Cannonball Battery (ボンカア Bonkaa): His name is a play on famous jazz saxophonist Julian "Cannonball" Adderley. He has a high-pitched voice, which is diametric to his rather large size. He also tends to make strange comments, such as wondering if hair coloring works on feathers. Big blue armor crow.
Mojo Rojo (レッカア Rekkaa): wears red armor.
Ronnie Geissmuller (ウォッカア Wokkaa): His name is a play on Johnny Weissmuller. His armor is green.
The Rude Noise also have a Sentai-like ability that has been demonstrated in at least two versions. Both of these group attacks are preceded by some sort of formation flight of the crows which is followed by an emission of thick, black smoke. The first group technique conjures a giant indestructible robot. The other technique was called "Operation: Smogberry, Smoke 'Em If You Got 'Em" (in the English version), where the Rude Noise becomes a giant crow made of a murderous miasma of smoke that makes dive bombing attacks. In the Japanese version, despite their prominence among the crows, they are frequently forgotten by most of the cast, even their own allies.

==Mecha==
Each episode features at least one Mecha, usually as part of the villains' plot to take over Little Tokyo. However, the Samurai Pizza Cats also have some technology at their disposal.

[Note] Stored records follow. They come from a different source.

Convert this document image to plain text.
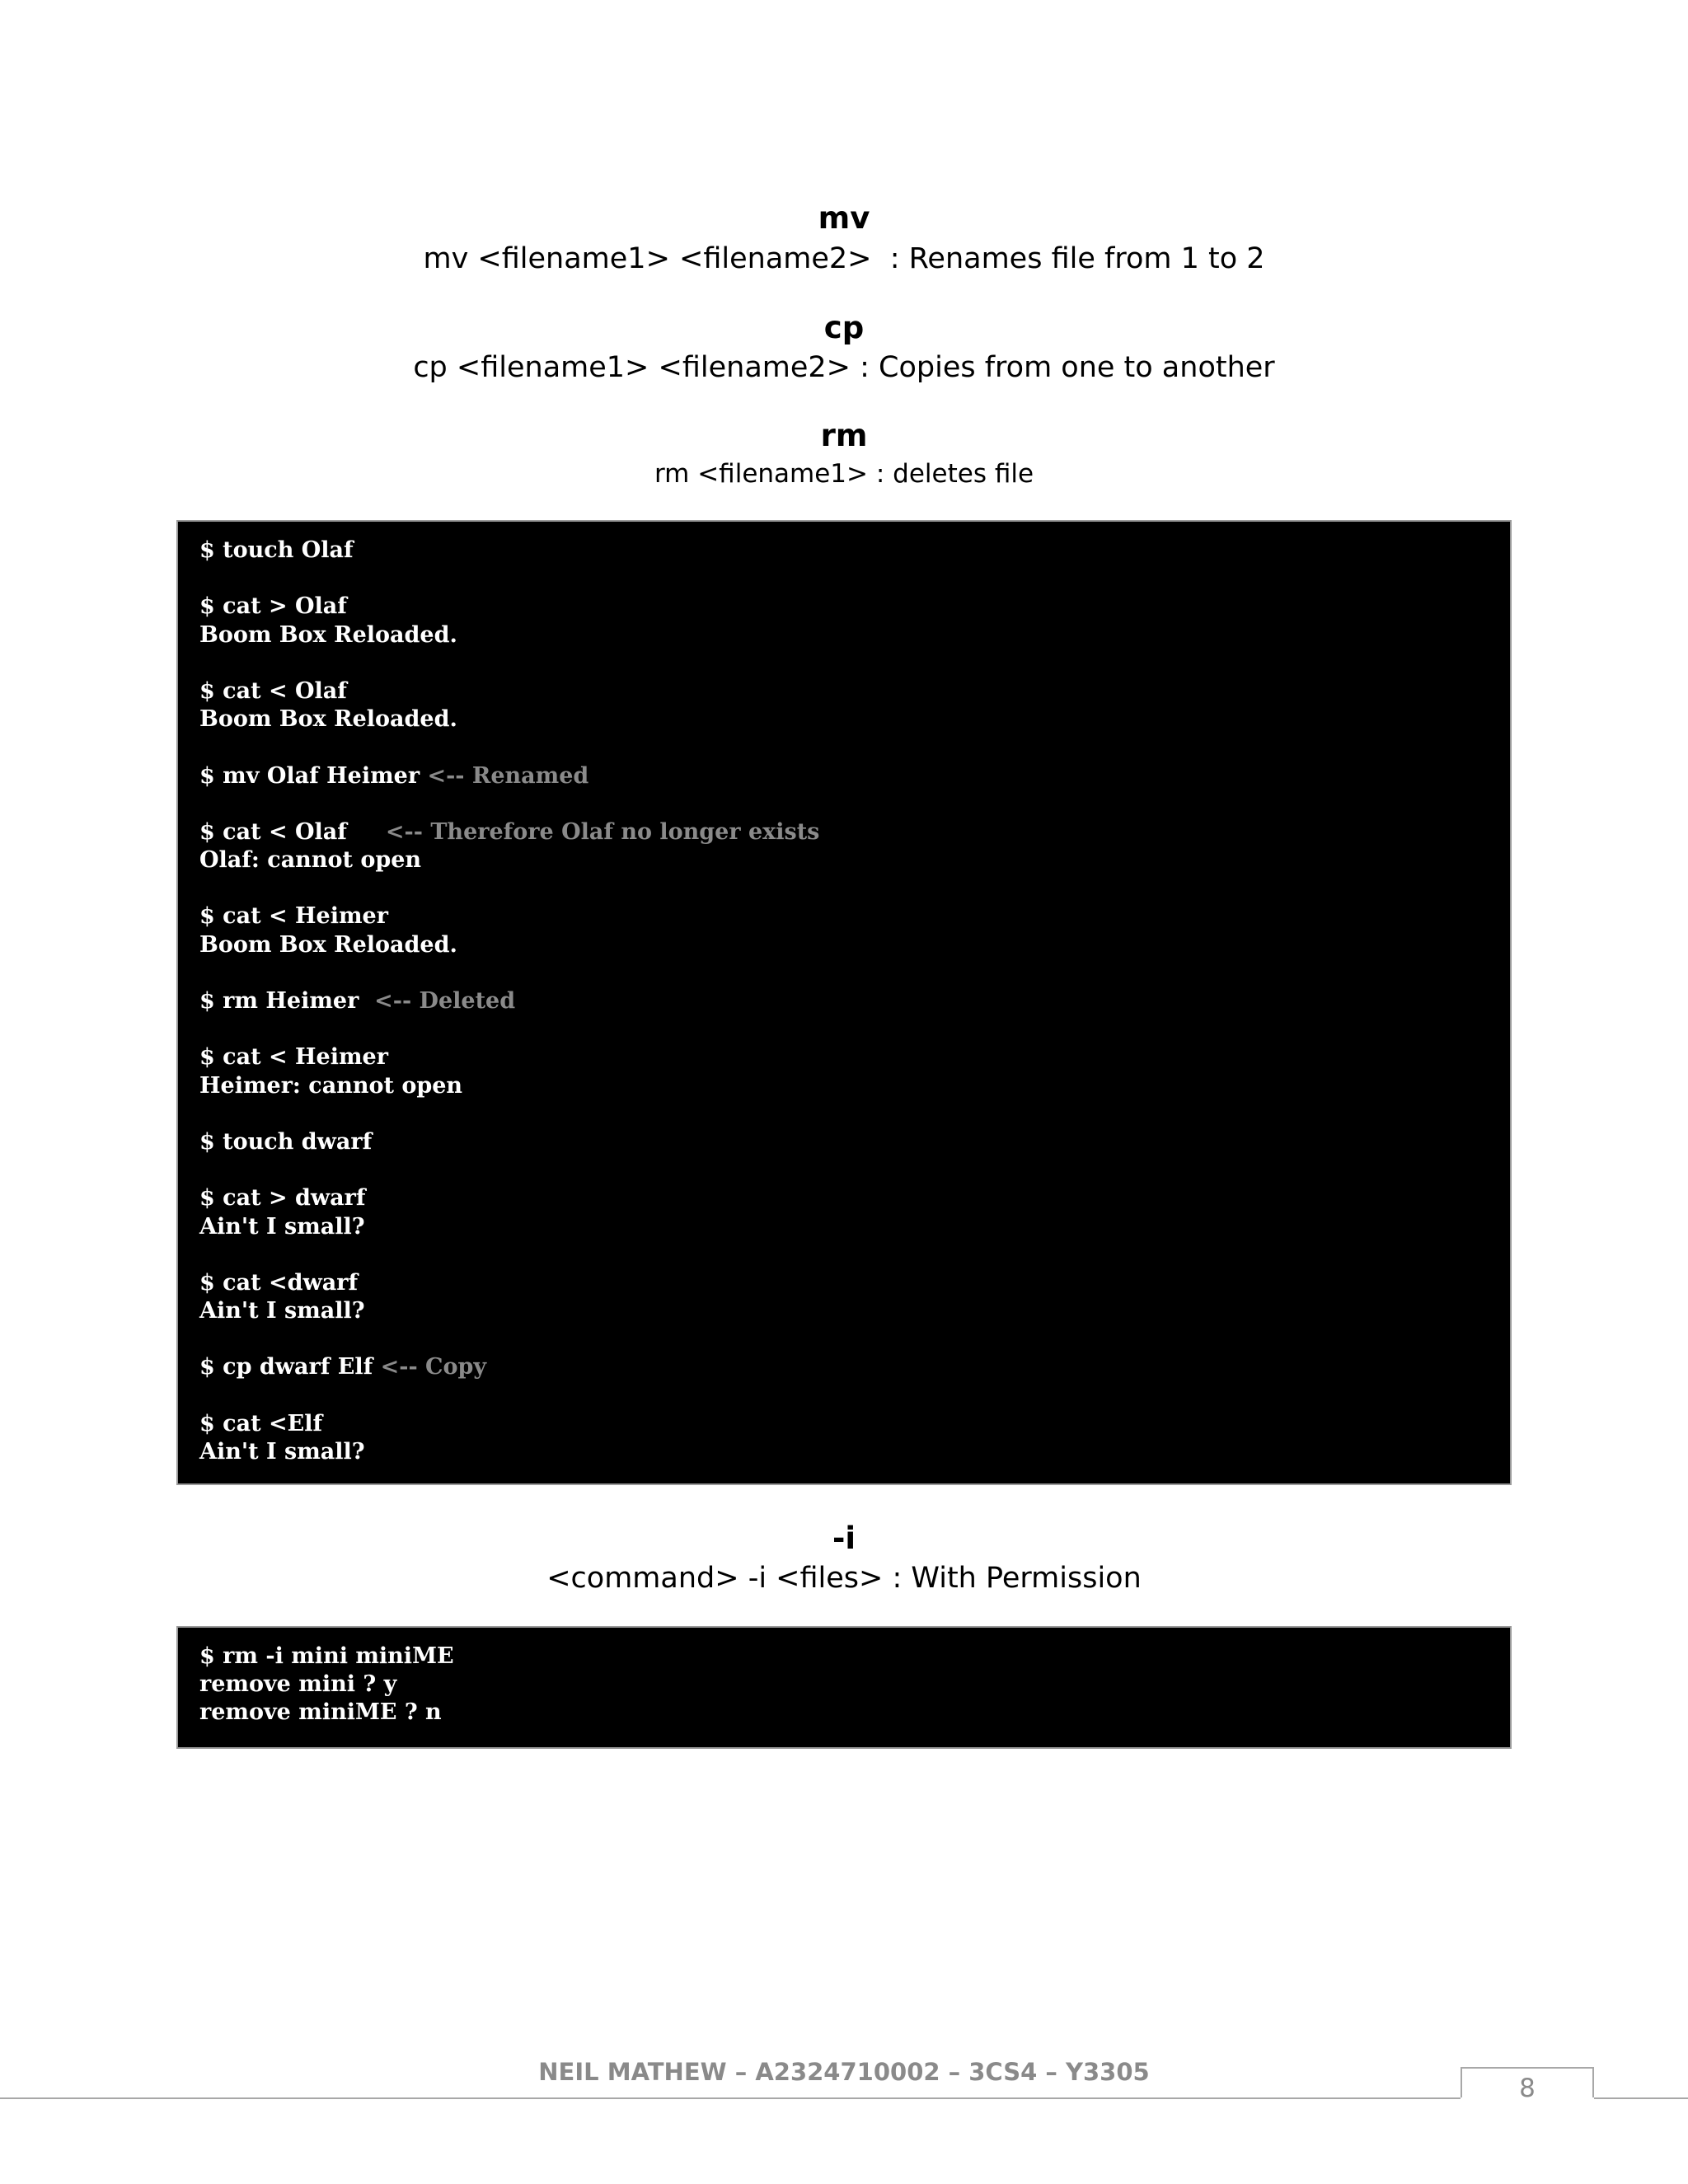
mv
mv <filename1> <filename2>  : Renames file from 1 to 2
cp
cp <filename1> <filename2> : Copies from one to another
rm
rm <filename1> : deletes file
$ touch Olaf
$ cat > Olaf
Boom Box Reloaded.
$ cat < Olaf
Boom Box Reloaded.
$ mv Olaf Heimer <-- Renamed
$ cat < Olaf     <-- Therefore Olaf no longer exists
Olaf: cannot open
$ cat < Heimer
Boom Box Reloaded.
$ rm Heimer  <-- Deleted
$ cat < Heimer
Heimer: cannot open
$ touch dwarf
$ cat > dwarf
Ain't I small?
$ cat <dwarf
Ain't I small?
$ cp dwarf Elf <-- Copy
$ cat <Elf
Ain't I small?
-i
<command> -i <files> : With Permission
$ rm -i mini miniME
remove mini ? y
remove miniME ? n
8
NEIL MATHEW – A2324710002 – 3CS4 – Y3305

- Nyagō-King (ニャゴーキング, Nyagō-kingu) / The Supreme Catatonic
The Supreme Catatonic is a giant robot that aids the Pizza Cats whenever they get into a tight spot. The robot is summoned by a signal sent out by Speedy's Ginzu sword. It has two forms: Sphinx mode, which is the form it assumes when not being used, and a giant robot form for battling. The Supreme Catatonic is also what launches the Goonie Birds. The robot is armed with fish-themed weapons, such as a fish spear and fish blaster. Polly and Guido normally operate the robot in battle. When not being used, the Supreme Catatonic is stored in a statue in Mt. Kuchi. The English name is a reference to the catatonic state.
- Toritsukkun (トリツックン) / Ginzu Goonie Birds
The Goonie Birds are Pterodactyl-like robot suits. They are ejected from the Sphinx's mouth before it changes into its robot form. They usually dock with the Pizza Cats to gain flight abilities, sometimes called "Extra Topping Pizza Cats mode" in English.
- Villain of the day
Nearly every episode presented a unique villain mecha central to the plot. Mecha used by the villains included a "double-decker" robot based on the father and son from "Lone Wolf and Cub" named The Monster Masher (based on the classic song), a giant hot-tub robot (used to scare people into joining health spas), Long Tall Sally (a play on the song lyric of the same name), the Samurai Sun-Spot 16 Robot (an orbital fan-dancing robot that blocked the sun from Little Tokyo, preventing the Pizza Cats from recharging their solar powers), and others.